Now 6 Straight For The Bulls
I spent Tuesday in New York meeting with clients and visiting the good folks at Fox Business. Although I do like to talk a lot, I am a good listener, especially when trying to take the mood of the public. Today, I basically heard that younger folks are more scared of the current economic and market client than older folks. I know. I know. That’s some generalization. Older folks, say 50+ are pretty much split 50-50 along political lines. Either the world is ending or it’s partying like it’s 1999. I know you will be shocked to hear this, but I am somewhere in the middle, as usual.
When folks tell me that Donald Trump “wrecked” the economy and “crashed” the markets, I ask them to share the data that support the claim. 2022’s economy was weaker and the markets were much worse. When folks tell me that the tariff plan is going to lead an economic renaissance like the 1980s, I ask them to explain how producing so much domestically is a net positive and how eliminating and severely reducing the trade deficit won’t impact foreigners demand to buy or debt. People are thinking binary outcomes. I think it’s much more nuanced.
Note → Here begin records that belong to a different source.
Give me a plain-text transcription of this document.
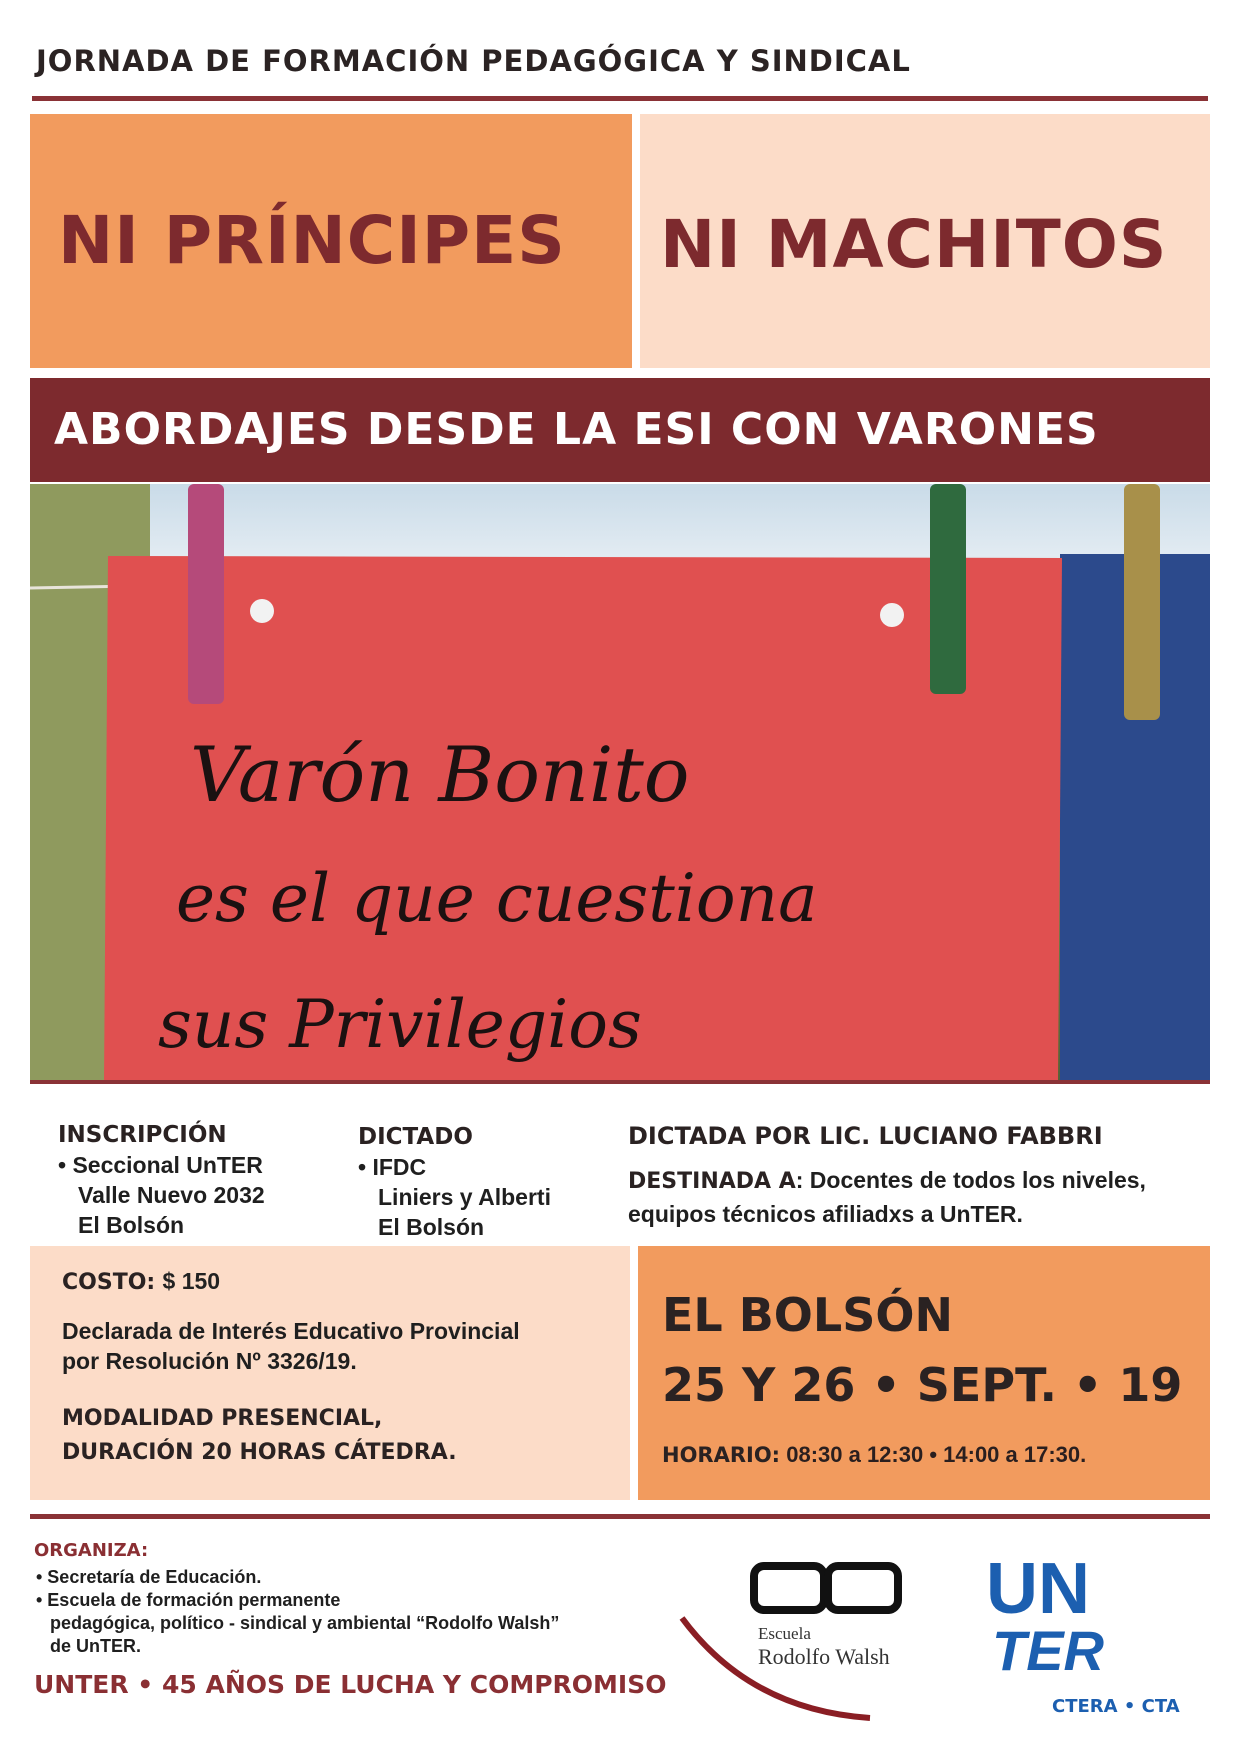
JORNADA DE FORMACIÓN PEDAGÓGICA Y SINDICAL
NI PRÍNCIPES NI MACHITOS
ABORDAJES DESDE LA ESI CON VARONES
Varón Bonito
es el que cuestiona
sus Privilegios
INSCRIPCIÓN
• Seccional UnTER
Valle Nuevo 2032
El Bolsón
DICTADO
• IFDC
Liniers y Alberti
El Bolsón
DICTADA POR LIC. LUCIANO FABBRI
DESTINADA A: Docentes de todos los niveles,
equipos técnicos afiliadxs a UnTER.
COSTO: $ 150
Declarada de Interés Educativo Provincial
por Resolución Nº 3326/19.
MODALIDAD PRESENCIAL,
DURACIÓN 20 HORAS CÁTEDRA.
EL BOLSÓN
25 Y 26 • SEPT. • 19
HORARIO: 08:30 a 12:30 • 14:00 a 17:30.
ORGANIZA:
• Secretaría de Educación.
• Escuela de formación permanente
pedagógica, político - sindical y ambiental “Rodolfo Walsh”
de UnTER.
UNTER • 45 AÑOS DE LUCHA Y COMPROMISO
Escuela
Rodolfo Walsh
UN
TER
CTERA • CTA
Right before I joined Charles Payne today, my friend, Jim Bianco, one of the smartest minds in the bond space, shared that in 90 days he will forecast a 90% chance of recession or 15% chance. Now that’s what I call a binary outcome! He admitted that right now, he just doesn’t know because he has no edge on what’s coming out of the White House by July 2nd.
This is what I think. Geopolitics have no place in investing. If it did, no one in their right mind would ever invest with risk as there is always something scary in the world. As I have for 30+ years, quantitative models guide us. They don’t use emotion and they don’t care how I feel. They take in data and give an output. 2023 and 2024 were easy, probably the two easiest back to back years of my career.
2025 has been more challenging, not because stocks went down 20% which they also did in 2022, 2020, 2018 and 2011. It’s a tougher year because our models have not been in sync at all, especially the aggressive ones which hit it out of the park in 2023 and 2024. This year, they have been whipsawed around a fair amount which has been frustrating. Our moderate models have been long varying degrees all year which wasn’t fun during those three fateful days in early April.
The S&P 500 which is below has rallied back to the level where I thought the rally would encounter some selling, right around 5500-5600. The bears are supposed to make a stand fairly quickly. If they don’t then I will reassess . See how the bottom looks like a “V” shape? V bottoms are very atypical and only happen when the Fed pivots quickly and in a big way. Think COVID Crash 2020, December 2018 and 9-11. If that behavior still holds true then my most likely scenario still has another decline coming over the next month or so.
The Fed is late to the game yet again. Not only did they not cut rates last month, they said they are unlikely to take action in May. They are wrong. Wal-Mart told us about a growth scare. Companies are eliminating future guidance by hiding behind tariffs. Consumer Confidence has fallen sharply. Inflation isn’t the problem. Once the job market weakens, the Fed will wake up and realize that they have been asleep at the wheel. Of course, I hope I am wrong and the consumer doesn’t go into hiding.
On Monday we sold some MQQQ. On Tuesday we bought SPLV, TQQQ, more MQQQ and more CYBR. We sold QID and SQQQ.